She was the cool one. The one who wasn’t bothered by what people or the rest of the family thought. She had the perfect make-up I wished I had, the expensive taste I would like to afford, the style I wanted, the piercings I didn’t have the liver to bear the pain,the length of weave I craved, the skin tone I envied. She attended the ‘parties’, went to the ‘places’, lived life like she was young ..and yes she was young. Let’s say I sort of looked up to her. People said things… that she had gone wild, that she had to much freedom and her mother should have not let her be far from her at a young age. I didn’t see it that way, I saw it has given the freedom to be your true self. Right to expression. ” Don’t be like her” ” You were raised better” “People look up to you”. So they talked… I admired in secret.
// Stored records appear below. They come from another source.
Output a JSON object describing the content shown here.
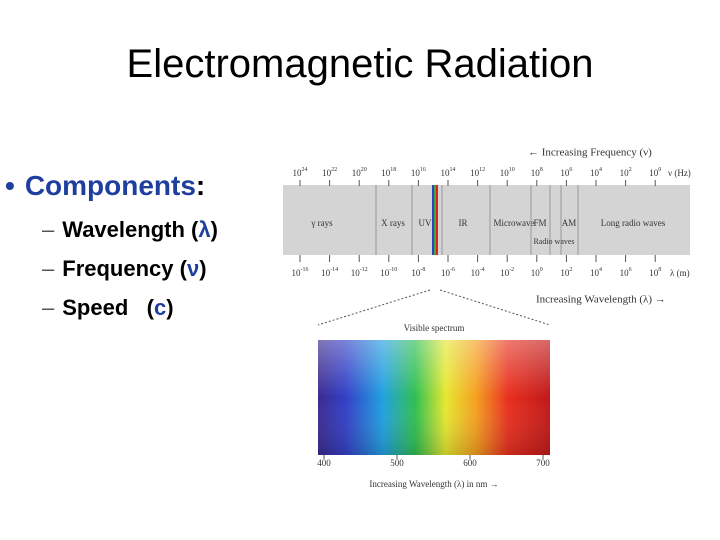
{
  "title": "Electromagnetic Radiation",
  "bullet": {
    "marker": "•",
    "segments": [
      {
        "text": "Components",
        "accent": true
      },
      {
        "text": ":",
        "accent": false
      }
    ]
  },
  "sub_items": [
    {
      "marker": "–",
      "segments": [
        {
          "text": "Wavelength (",
          "accent": false
        },
        {
          "text": "λ",
          "accent": true
        },
        {
          "text": ")",
          "accent": false
        }
      ]
    },
    {
      "marker": "–",
      "segments": [
        {
          "text": "Frequency (",
          "accent": false
        },
        {
          "text": "ν",
          "accent": true
        },
        {
          "text": ")",
          "accent": false
        }
      ]
    },
    {
      "marker": "–",
      "segments": [
        {
          "text": "Speed   (",
          "accent": false
        },
        {
          "text": "c",
          "accent": true
        },
        {
          "text": ")",
          "accent": false
        }
      ]
    }
  ],
  "accent_color": "#1f3f9f",
  "spectrum": {
    "frequency_caption": "← Increasing Frequency (ν)",
    "frequency_ticks": [
      {
        "base": "10",
        "exp": "24"
      },
      {
        "base": "10",
        "exp": "22"
      },
      {
        "base": "10",
        "exp": "20"
      },
      {
        "base": "10",
        "exp": "18"
      },
      {
        "base": "10",
        "exp": "16"
      },
      {
        "base": "10",
        "exp": "14"
      },
      {
        "base": "10",
        "exp": "12"
      },
      {
        "base": "10",
        "exp": "10"
      },
      {
        "base": "10",
        "exp": "8"
      },
      {
        "base": "10",
        "exp": "6"
      },
      {
        "base": "10",
        "exp": "4"
      },
      {
        "base": "10",
        "exp": "2"
      },
      {
        "base": "10",
        "exp": "0"
      }
    ],
    "frequency_unit": "ν (Hz)",
    "regions": [
      "γ rays",
      "X rays",
      "UV",
      "IR",
      "Microwave",
      "FM",
      "AM",
      "Long radio waves"
    ],
    "radio_label": "Radio waves",
    "wavelength_ticks": [
      {
        "base": "10",
        "exp": "-16"
      },
      {
        "base": "10",
        "exp": "-14"
      },
      {
        "base": "10",
        "exp": "-12"
      },
      {
        "base": "10",
        "exp": "-10"
      },
      {
        "base": "10",
        "exp": "-8"
      },
      {
        "base": "10",
        "exp": "-6"
      },
      {
        "base": "10",
        "exp": "-4"
      },
      {
        "base": "10",
        "exp": "-2"
      },
      {
        "base": "10",
        "exp": "0"
      },
      {
        "base": "10",
        "exp": "2"
      },
      {
        "base": "10",
        "exp": "4"
      },
      {
        "base": "10",
        "exp": "6"
      },
      {
        "base": "10",
        "exp": "8"
      }
    ],
    "wavelength_unit": "λ (m)",
    "wavelength_caption": "Increasing Wavelength (λ) →",
    "visible_title": "Visible spectrum",
    "visible_ticks": [
      "400",
      "500",
      "600",
      "700"
    ],
    "visible_caption": "Increasing Wavelength (λ) in nm →"
  }
}
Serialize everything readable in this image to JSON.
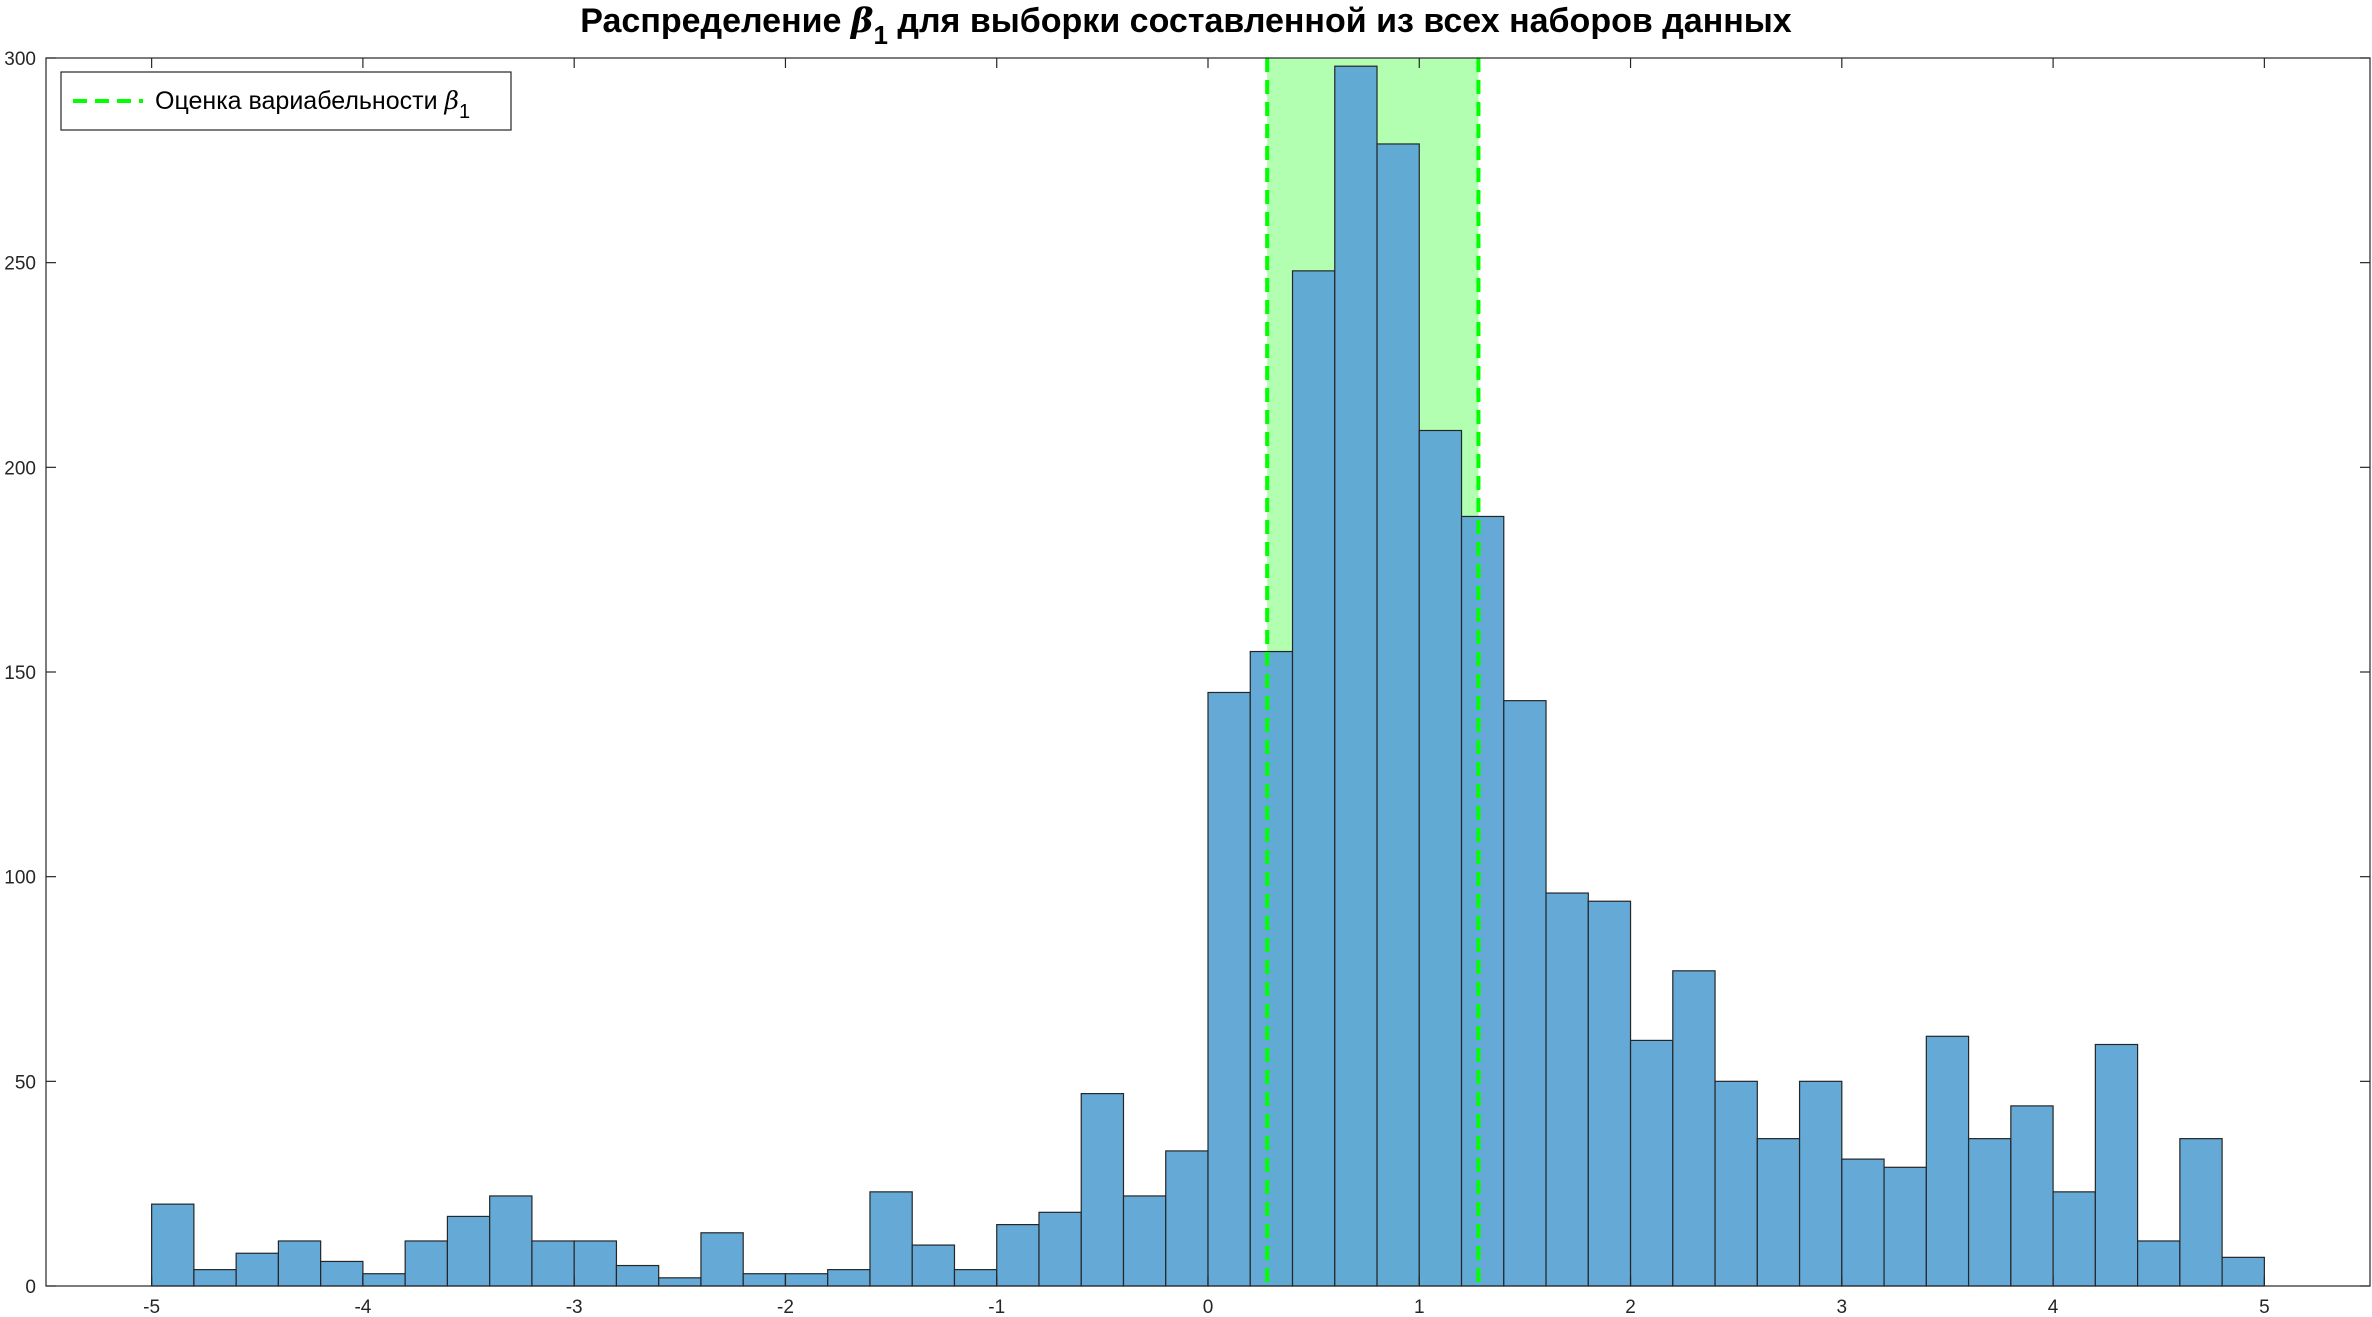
{
  "chart_data": {
    "type": "bar",
    "title": {
      "prefix": "Распределение ",
      "symbol": "β",
      "subscript": "1",
      "suffix": " для выборки составленной из всех наборов данных"
    },
    "xlabel": "",
    "ylabel": "",
    "xlim": [
      -5.5,
      5.5
    ],
    "ylim": [
      0,
      300
    ],
    "xticks": [
      -5,
      -4,
      -3,
      -2,
      -1,
      0,
      1,
      2,
      3,
      4,
      5
    ],
    "yticks": [
      0,
      50,
      100,
      150,
      200,
      250,
      300
    ],
    "grid": false,
    "bin_start": -5.0,
    "bin_width": 0.2,
    "series": [
      {
        "values": [
          20,
          4,
          8,
          11,
          6,
          3,
          11,
          17,
          22,
          11,
          11,
          5,
          2,
          13,
          3,
          3,
          4,
          23,
          10,
          4,
          15,
          18,
          47,
          22,
          33,
          145,
          155,
          248,
          298,
          279,
          209,
          188,
          143,
          96,
          94,
          60,
          77,
          50,
          36,
          50,
          31,
          29,
          61,
          36,
          44,
          23,
          59,
          11,
          36,
          7
        ],
        "color": "#5da5d5",
        "edge_color": "#262626"
      }
    ],
    "variability_band": {
      "x_min": 0.28,
      "x_max": 1.28,
      "fill_color": "#66ff66",
      "fill_opacity": 0.5,
      "line_color": "#00ff00"
    },
    "legend": {
      "position": "top-left",
      "label_prefix": "Оценка вариабельности ",
      "symbol": "β",
      "subscript": "1"
    }
  }
}
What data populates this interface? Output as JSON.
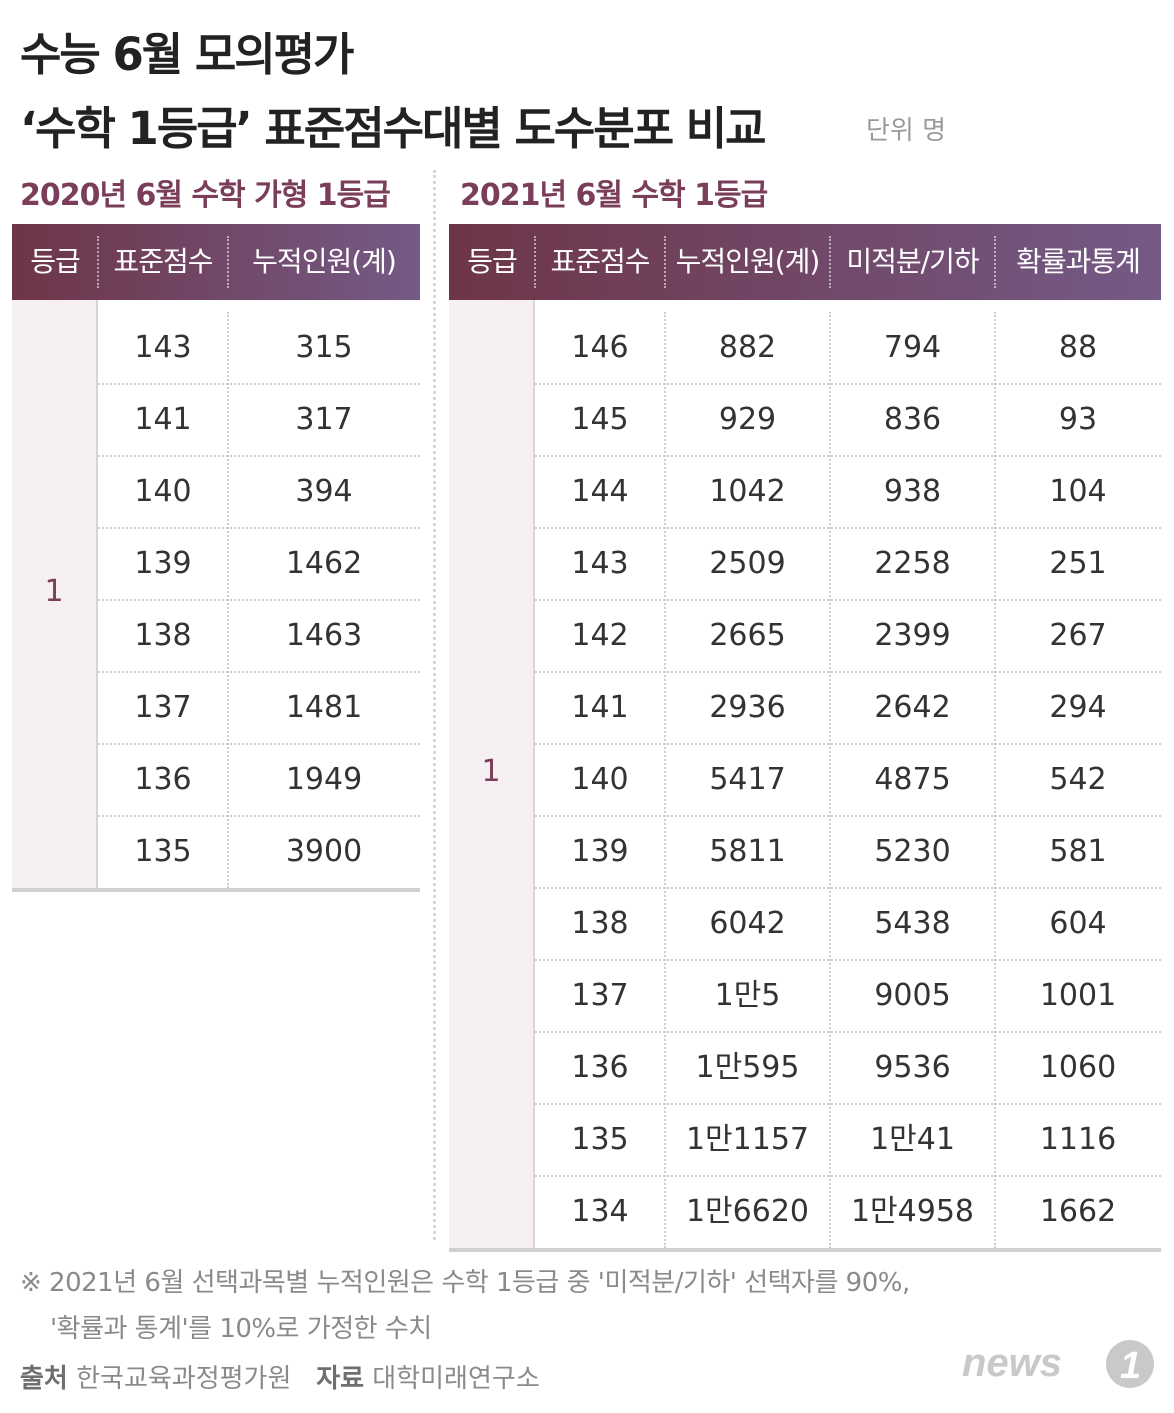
{
  "title_line1": "수능 6월 모의평가",
  "title_line2": "‘수학 1등급’ 표준점수대별 도수분포 비교",
  "unit": "단위 명",
  "left": {
    "section_title": "2020년 6월 수학 가형 1등급",
    "headers": [
      "등급",
      "표준점수",
      "누적인원(계)"
    ],
    "grade": "1",
    "rows": [
      [
        "143",
        "315"
      ],
      [
        "141",
        "317"
      ],
      [
        "140",
        "394"
      ],
      [
        "139",
        "1462"
      ],
      [
        "138",
        "1463"
      ],
      [
        "137",
        "1481"
      ],
      [
        "136",
        "1949"
      ],
      [
        "135",
        "3900"
      ]
    ]
  },
  "right": {
    "section_title": "2021년 6월 수학 1등급",
    "headers": [
      "등급",
      "표준점수",
      "누적인원(계)",
      "미적분/기하",
      "확률과통계"
    ],
    "grade": "1",
    "rows": [
      [
        "146",
        "882",
        "794",
        "88"
      ],
      [
        "145",
        "929",
        "836",
        "93"
      ],
      [
        "144",
        "1042",
        "938",
        "104"
      ],
      [
        "143",
        "2509",
        "2258",
        "251"
      ],
      [
        "142",
        "2665",
        "2399",
        "267"
      ],
      [
        "141",
        "2936",
        "2642",
        "294"
      ],
      [
        "140",
        "5417",
        "4875",
        "542"
      ],
      [
        "139",
        "5811",
        "5230",
        "581"
      ],
      [
        "138",
        "6042",
        "5438",
        "604"
      ],
      [
        "137",
        "1만5",
        "9005",
        "1001"
      ],
      [
        "136",
        "1만595",
        "9536",
        "1060"
      ],
      [
        "135",
        "1만1157",
        "1만41",
        "1116"
      ],
      [
        "134",
        "1만6620",
        "1만4958",
        "1662"
      ]
    ]
  },
  "note_line1": "※ 2021년 6월 선택과목별 누적인원은 수학 1등급 중 '미적분/기하' 선택자를 90%,",
  "note_line2": "'확률과 통계'를 10%로 가정한 수치",
  "source_label": "출처",
  "source_value": "한국교육과정평가원",
  "data_label": "자료",
  "data_value": "대학미래연구소",
  "logo_text": "news1"
}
I was the boring one. Went to school, got good grades. Never attended parties, the longest weave I ever had was 18 inches which my mother felt was too long. I never got to do exciting things, doubt I ever had a wild ‘adventure’. I was the one who stayed at home to babysit, watch series and wish I was living the life I saw on television. I practically never left my house. It was school-church-cousin’s house-back to the house. Did eveything the family said… I would go to school, graduate, get a job, get married, have children, have a 9-5 job and retire when I’m old and babysit my grand-children. Like it was always written in a book and no matter my hidden wild streak, that was how my life could end up.
Sometimes I wonder if after the parties were over, hair packed into a bun, make-up wiped off, expensive clothes replaced with an over sized tee…if she felt the way I feel. Confused..not sure what she wanted in life anymore, if she sometimes wanted to run away, start all over again, close her eyes and wake up in a different place…or not even waking up again. Most of all, if she felt lonely even though surrounded by people. If she felt like screaming and being angry at everything and everyone. Does she ask herself the ‘what if’ questions? Does she have regrets? Actions or thoughts she will like to take back? Did she have this one boy she really liked but things just didn’t work out? Does he still call her up and they talk for hours like they were still together? Does she let her mind wander at night or let the emotions flow out and cry? Does she search for peace… because I do.
Feelings of helplessness with no idea of what is going on. Running away from what she doesn’t know but can’t face. Hiding from the truth…because I do.
I still admire her though. And I wonder what it will feel like to walk in her shoes, but I have a feeling walking in her stilettos would feel like walking in my flats.